Attacking Ultra-Wideband: Security Analysis of UWB Applications in Smartphones

Ultra-wideband (UWB) is a new wireless layer that is now integrated into high-end smartphones, enabling fine-grained distance measurements between devices. This technology introduces new features, including indoor-location, item finders, and digital car keys, but it also opens up new attack vectors, particularly in security-sensitive contexts. Attackers may seek to reduce the measured distance to gain unauthorized access to physical goods. In this talk, we will cover the basics of UWB, implementations in iPhones, the accuracy of measurements, and potential attacks against it.

In this talk, we will present the basics of ultra-wideband (UWB), a new wireless technology that is implemented very differently from Bluetooth or Wi-Fi.

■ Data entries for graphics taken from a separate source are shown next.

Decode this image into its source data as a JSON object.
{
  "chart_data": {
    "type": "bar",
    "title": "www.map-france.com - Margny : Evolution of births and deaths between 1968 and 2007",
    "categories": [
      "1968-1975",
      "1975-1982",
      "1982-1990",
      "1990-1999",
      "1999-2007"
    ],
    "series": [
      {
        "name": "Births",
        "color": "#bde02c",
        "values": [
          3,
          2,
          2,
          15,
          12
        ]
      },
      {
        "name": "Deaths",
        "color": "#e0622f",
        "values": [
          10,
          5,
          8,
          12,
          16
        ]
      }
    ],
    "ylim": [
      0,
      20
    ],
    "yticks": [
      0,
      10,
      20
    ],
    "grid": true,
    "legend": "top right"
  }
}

We will explain how it enables highly accurate distance measurements and what are the current protection mechanisms against malicious interference.

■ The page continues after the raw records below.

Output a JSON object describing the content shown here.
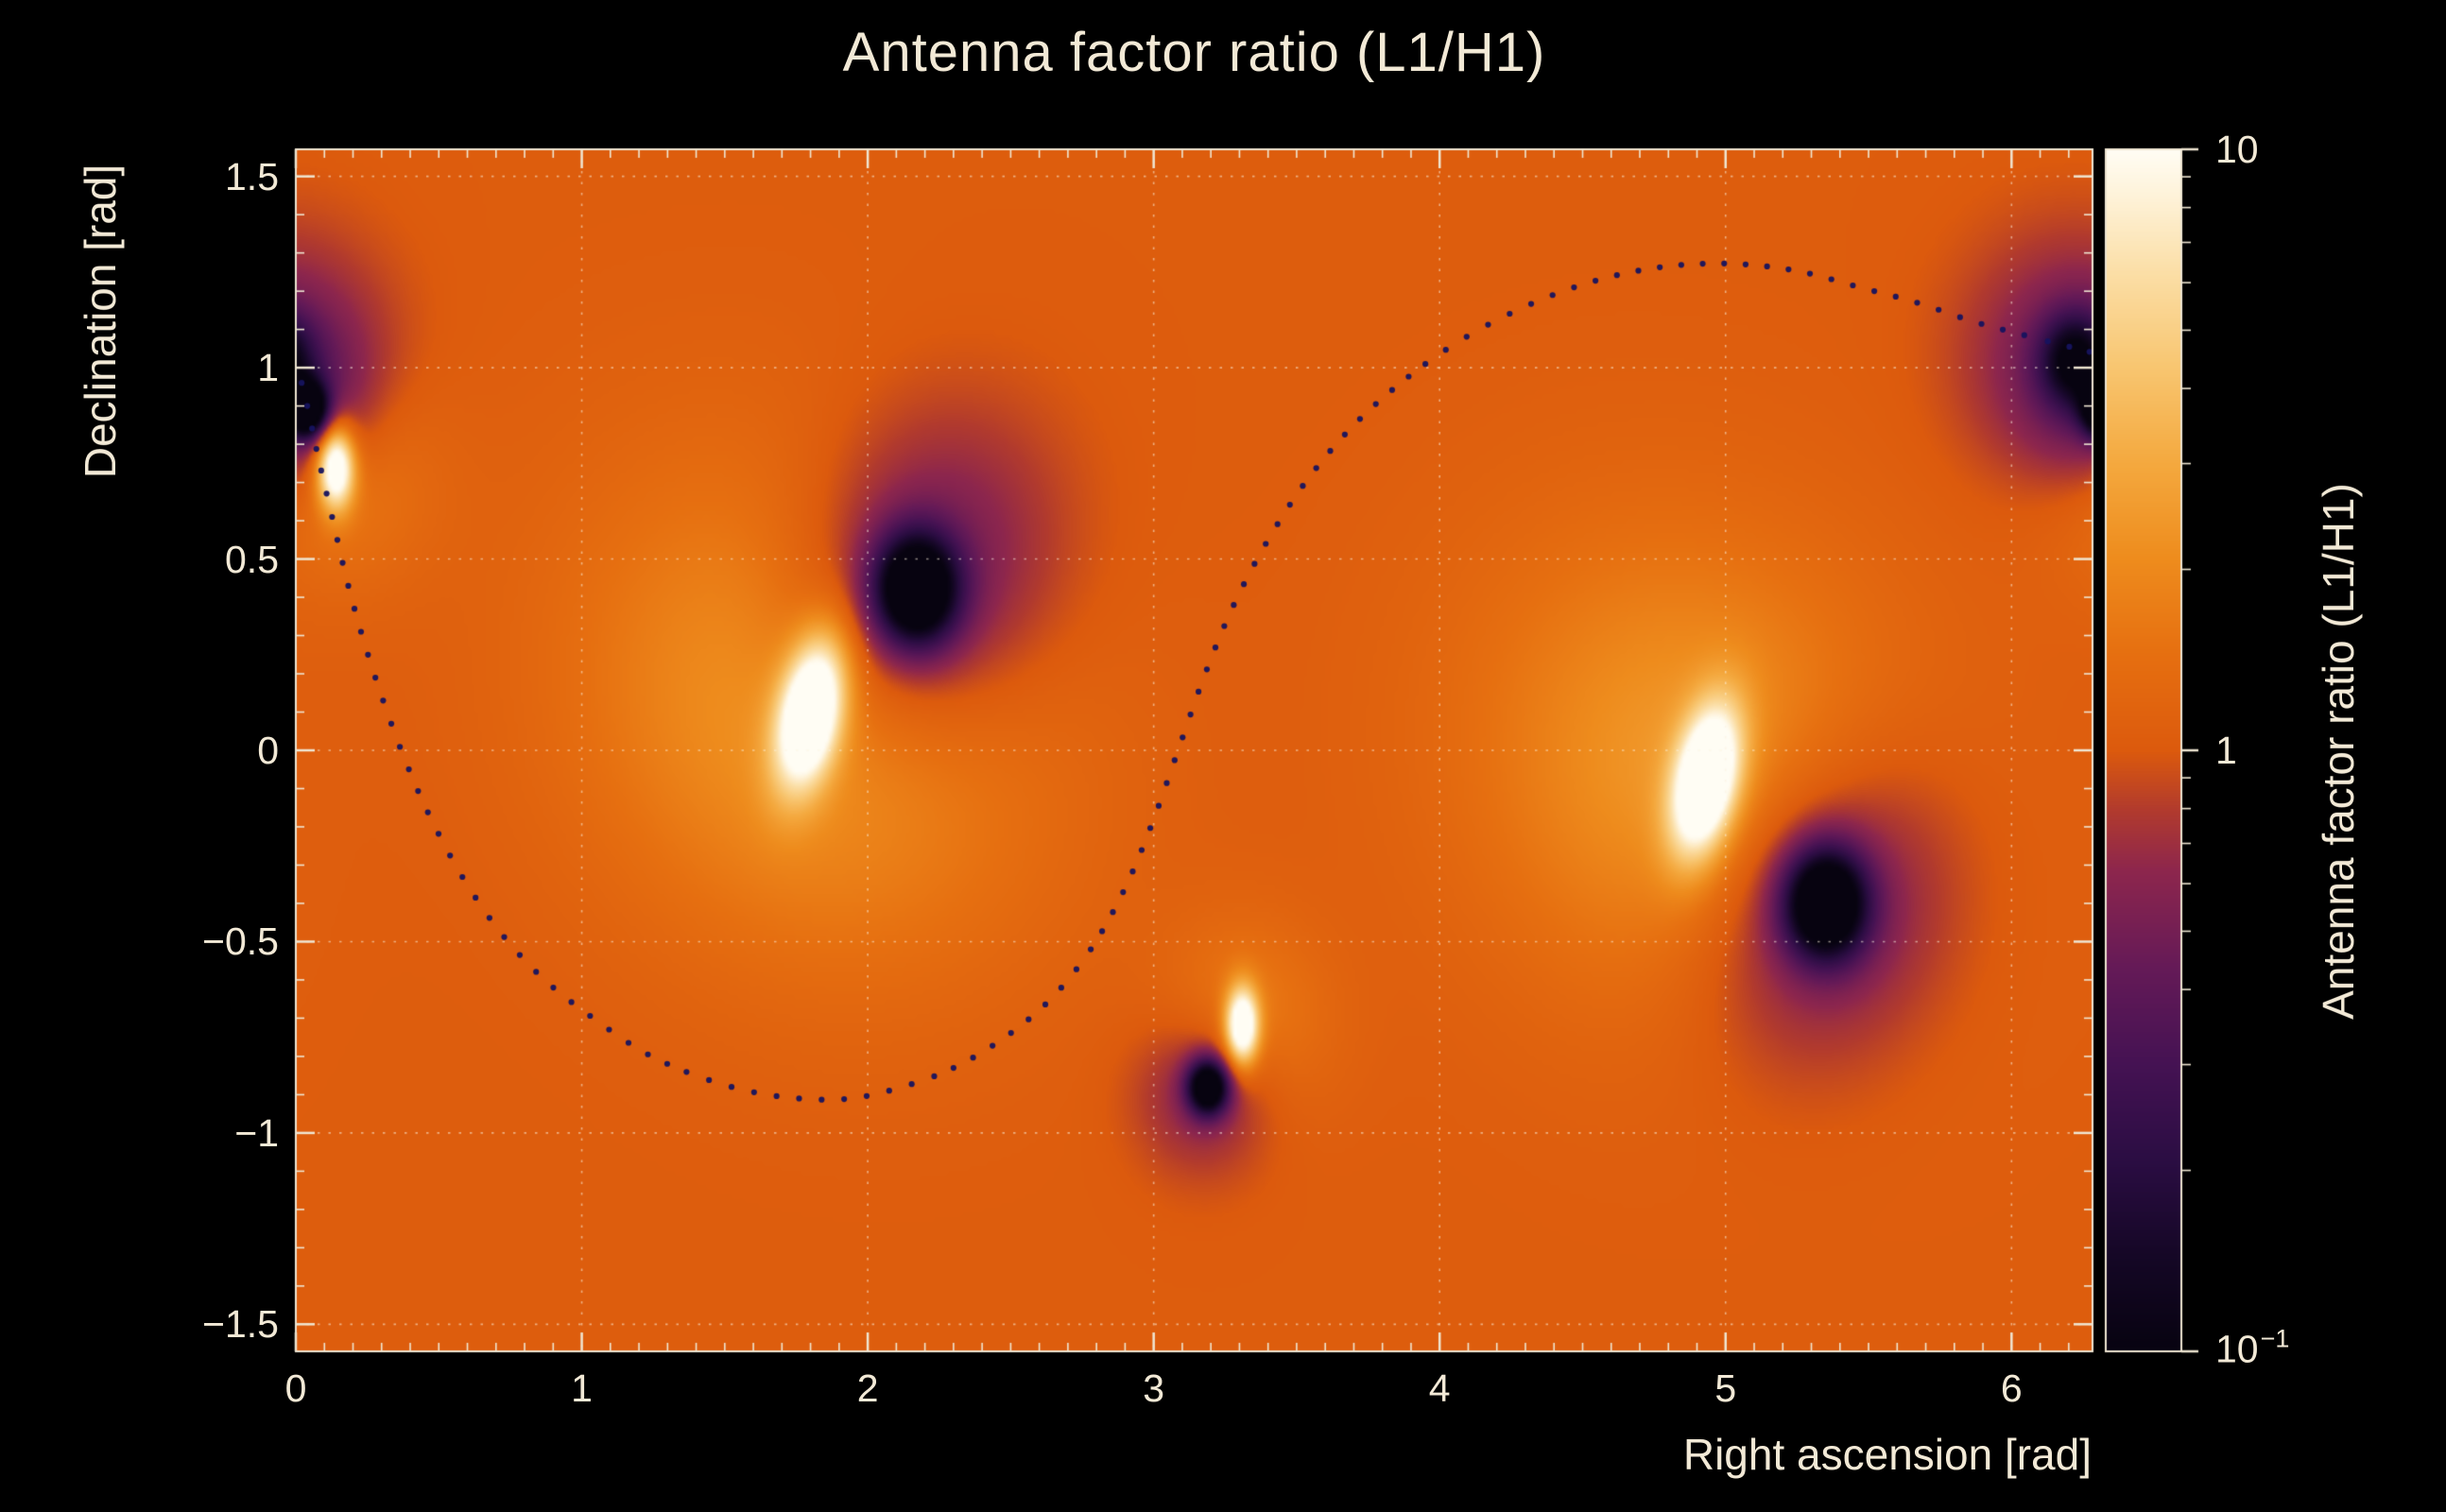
{
  "colors": {
    "background": "#000000",
    "text": "#f2e9d6",
    "grid": "#fbf2e0",
    "frame": "#efe6d2",
    "curve_dot": "#16135f"
  },
  "chart_data": {
    "type": "heatmap",
    "title": "Antenna factor ratio (L1/H1)",
    "xlabel": "Right ascension [rad]",
    "ylabel": "Declination [rad]",
    "colorbar_label": "Antenna factor ratio (L1/H1)",
    "x_range": [
      0,
      6.2832
    ],
    "y_range": [
      -1.5708,
      1.5708
    ],
    "x_ticks": [
      {
        "v": 0,
        "label": "0"
      },
      {
        "v": 1,
        "label": "1"
      },
      {
        "v": 2,
        "label": "2"
      },
      {
        "v": 3,
        "label": "3"
      },
      {
        "v": 4,
        "label": "4"
      },
      {
        "v": 5,
        "label": "5"
      },
      {
        "v": 6,
        "label": "6"
      }
    ],
    "x_minor_step": 0.1,
    "y_ticks": [
      {
        "v": 1.5,
        "label": "1.5"
      },
      {
        "v": 1,
        "label": "1"
      },
      {
        "v": 0.5,
        "label": "0.5"
      },
      {
        "v": 0,
        "label": "0"
      },
      {
        "v": -0.5,
        "label": "−0.5"
      },
      {
        "v": -1,
        "label": "−1"
      },
      {
        "v": -1.5,
        "label": "−1.5"
      }
    ],
    "y_minor_step": 0.1,
    "z_scale": "log",
    "z_range": [
      0.1,
      10
    ],
    "colorbar_ticks": [
      {
        "v": 10,
        "label": "10"
      },
      {
        "v": 1,
        "label": "1"
      },
      {
        "v": 0.1,
        "label": "10",
        "exp": "−1"
      }
    ],
    "grid": true,
    "palette_stops": [
      [
        0.0,
        "#070310"
      ],
      [
        0.08,
        "#150726"
      ],
      [
        0.16,
        "#2b0d43"
      ],
      [
        0.24,
        "#451253"
      ],
      [
        0.32,
        "#651a57"
      ],
      [
        0.4,
        "#8d264d"
      ],
      [
        0.45,
        "#b13a2e"
      ],
      [
        0.5,
        "#dc5a0d"
      ],
      [
        0.58,
        "#e66f10"
      ],
      [
        0.66,
        "#ee8c1d"
      ],
      [
        0.74,
        "#f4a93f"
      ],
      [
        0.82,
        "#f8c671"
      ],
      [
        0.9,
        "#fbdfa8"
      ],
      [
        0.96,
        "#fef2d8"
      ],
      [
        1.0,
        "#fffdf4"
      ]
    ],
    "background_log10": 0.02,
    "features": [
      {
        "kind": "max",
        "ra": 1.8,
        "dec": 0.1,
        "core": {
          "amp": 1.35,
          "sx": 0.075,
          "sy": 0.14,
          "rot": -0.3
        },
        "halo": {
          "amp": 0.4,
          "sx": 0.55,
          "sy": 0.42,
          "rot": -0.3
        }
      },
      {
        "kind": "min",
        "ra": 2.17,
        "dec": 0.42,
        "core": {
          "amp": -1.35,
          "sx": 0.1,
          "sy": 0.1,
          "rot": 0
        },
        "halo": {
          "amp": -0.5,
          "sx": 0.33,
          "sy": 0.28,
          "rot": 0.5
        }
      },
      {
        "kind": "max",
        "ra": 4.93,
        "dec": -0.08,
        "core": {
          "amp": 1.35,
          "sx": 0.075,
          "sy": 0.14,
          "rot": -0.3
        },
        "halo": {
          "amp": 0.4,
          "sx": 0.55,
          "sy": 0.42,
          "rot": -0.3
        }
      },
      {
        "kind": "min",
        "ra": 5.35,
        "dec": -0.4,
        "core": {
          "amp": -1.35,
          "sx": 0.1,
          "sy": 0.1,
          "rot": 0
        },
        "halo": {
          "amp": -0.5,
          "sx": 0.33,
          "sy": 0.28,
          "rot": 0.5
        }
      },
      {
        "kind": "max",
        "ra": 0.14,
        "dec": 0.74,
        "core": {
          "amp": 1.25,
          "sx": 0.045,
          "sy": 0.075,
          "rot": 0
        },
        "halo": {
          "amp": 0.28,
          "sx": 0.22,
          "sy": 0.2,
          "rot": 0
        }
      },
      {
        "kind": "min",
        "ra": 0.04,
        "dec": 0.89,
        "core": {
          "amp": -1.25,
          "sx": 0.05,
          "sy": 0.05,
          "rot": 0
        },
        "halo": {
          "amp": -0.35,
          "sx": 0.18,
          "sy": 0.16,
          "rot": 0
        }
      },
      {
        "kind": "max",
        "ra": 3.31,
        "dec": -0.72,
        "core": {
          "amp": 1.25,
          "sx": 0.04,
          "sy": 0.07,
          "rot": 0
        },
        "halo": {
          "amp": 0.26,
          "sx": 0.2,
          "sy": 0.18,
          "rot": 0
        }
      },
      {
        "kind": "min",
        "ra": 3.19,
        "dec": -0.88,
        "core": {
          "amp": -1.25,
          "sx": 0.05,
          "sy": 0.05,
          "rot": 0
        },
        "halo": {
          "amp": -0.35,
          "sx": 0.17,
          "sy": 0.15,
          "rot": 0
        }
      },
      {
        "kind": "min",
        "ra": 6.22,
        "dec": 1.02,
        "core": {
          "amp": -0.7,
          "sx": 0.08,
          "sy": 0.08,
          "rot": 0
        },
        "halo": {
          "amp": -0.35,
          "sx": 0.26,
          "sy": 0.22,
          "rot": 0
        }
      }
    ],
    "overlay_curve": {
      "style": "dotted",
      "dot_radius": 3.1,
      "dot_spacing_px": 22,
      "points": [
        [
          0.0,
          1.02
        ],
        [
          0.04,
          0.9
        ],
        [
          0.08,
          0.76
        ],
        [
          0.13,
          0.6
        ],
        [
          0.18,
          0.44
        ],
        [
          0.24,
          0.28
        ],
        [
          0.31,
          0.12
        ],
        [
          0.39,
          -0.04
        ],
        [
          0.48,
          -0.19
        ],
        [
          0.59,
          -0.34
        ],
        [
          0.72,
          -0.48
        ],
        [
          0.87,
          -0.6
        ],
        [
          1.04,
          -0.7
        ],
        [
          1.22,
          -0.79
        ],
        [
          1.4,
          -0.85
        ],
        [
          1.58,
          -0.89
        ],
        [
          1.76,
          -0.91
        ],
        [
          1.94,
          -0.91
        ],
        [
          2.12,
          -0.88
        ],
        [
          2.3,
          -0.83
        ],
        [
          2.48,
          -0.75
        ],
        [
          2.64,
          -0.65
        ],
        [
          2.78,
          -0.52
        ],
        [
          2.9,
          -0.36
        ],
        [
          3.0,
          -0.18
        ],
        [
          3.09,
          0.01
        ],
        [
          3.18,
          0.2
        ],
        [
          3.28,
          0.38
        ],
        [
          3.4,
          0.55
        ],
        [
          3.54,
          0.71
        ],
        [
          3.7,
          0.85
        ],
        [
          3.88,
          0.97
        ],
        [
          4.07,
          1.07
        ],
        [
          4.27,
          1.15
        ],
        [
          4.47,
          1.21
        ],
        [
          4.67,
          1.25
        ],
        [
          4.87,
          1.27
        ],
        [
          5.07,
          1.27
        ],
        [
          5.27,
          1.25
        ],
        [
          5.47,
          1.21
        ],
        [
          5.67,
          1.17
        ],
        [
          5.87,
          1.12
        ],
        [
          6.07,
          1.08
        ],
        [
          6.28,
          1.04
        ]
      ]
    }
  }
}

We will then focus on the implementations of UWB in iPhones and Samsung smartphones. iPhones contain a custom-designed Apple U1 chip solely for UWB communication, while Samsung devices use an NXP UWB Chipset. These chips implement many of the currently available UWB features and can only be sparsely configured by the system to ensure real-time processing of the UWB signals. We will cover if this separation from the OS can actually reduce the security risk or introduce new attack vectors.

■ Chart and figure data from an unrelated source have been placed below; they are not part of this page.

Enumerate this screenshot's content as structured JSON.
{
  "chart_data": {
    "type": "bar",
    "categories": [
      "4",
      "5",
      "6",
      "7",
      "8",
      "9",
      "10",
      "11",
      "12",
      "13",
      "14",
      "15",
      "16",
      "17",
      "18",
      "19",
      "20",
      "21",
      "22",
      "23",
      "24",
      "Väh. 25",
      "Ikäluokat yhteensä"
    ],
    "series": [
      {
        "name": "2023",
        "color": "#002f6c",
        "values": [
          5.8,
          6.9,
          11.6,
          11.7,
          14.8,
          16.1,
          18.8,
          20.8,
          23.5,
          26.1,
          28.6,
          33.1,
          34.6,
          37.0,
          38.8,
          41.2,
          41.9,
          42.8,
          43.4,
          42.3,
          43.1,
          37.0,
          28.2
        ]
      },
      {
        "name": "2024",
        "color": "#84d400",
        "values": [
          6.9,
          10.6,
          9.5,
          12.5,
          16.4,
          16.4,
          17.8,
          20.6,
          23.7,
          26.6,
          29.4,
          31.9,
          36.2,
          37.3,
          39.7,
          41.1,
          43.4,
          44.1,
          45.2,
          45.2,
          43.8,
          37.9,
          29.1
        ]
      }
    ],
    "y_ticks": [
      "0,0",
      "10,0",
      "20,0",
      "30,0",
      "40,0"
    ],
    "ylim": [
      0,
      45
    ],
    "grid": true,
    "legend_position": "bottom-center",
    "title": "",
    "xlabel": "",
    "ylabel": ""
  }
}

On iOS, most UWB signals are handled by the nearby daemon (nearbyd), which offers several cross-process communication points for Apple’s internal use cases and for third-party applications. nearbyd manages ranging sessions and handles results. We will then present our extensive measurement series, where we analyzed how accurate and reliable the UWB measurements are on an iPhone, a Google Pixel smartphone, and a Samsung Galaxy S21 Ultra. Our evaluation shows that UWB is currently the most accurate option to measure distances on a smartphone, with errors of less than 20 cm on average.

Finally, we will cover the first attacks on this system, including a potential live demonstration of the attack that works best on an iPhone. The attack results in distance reductions of up to 12 m and can be applied to trick entry systems into believing that the user is closer than he is. Luckily, the success rate is very low on every device and a correct implementation on the end system can detect distance reduction attacks.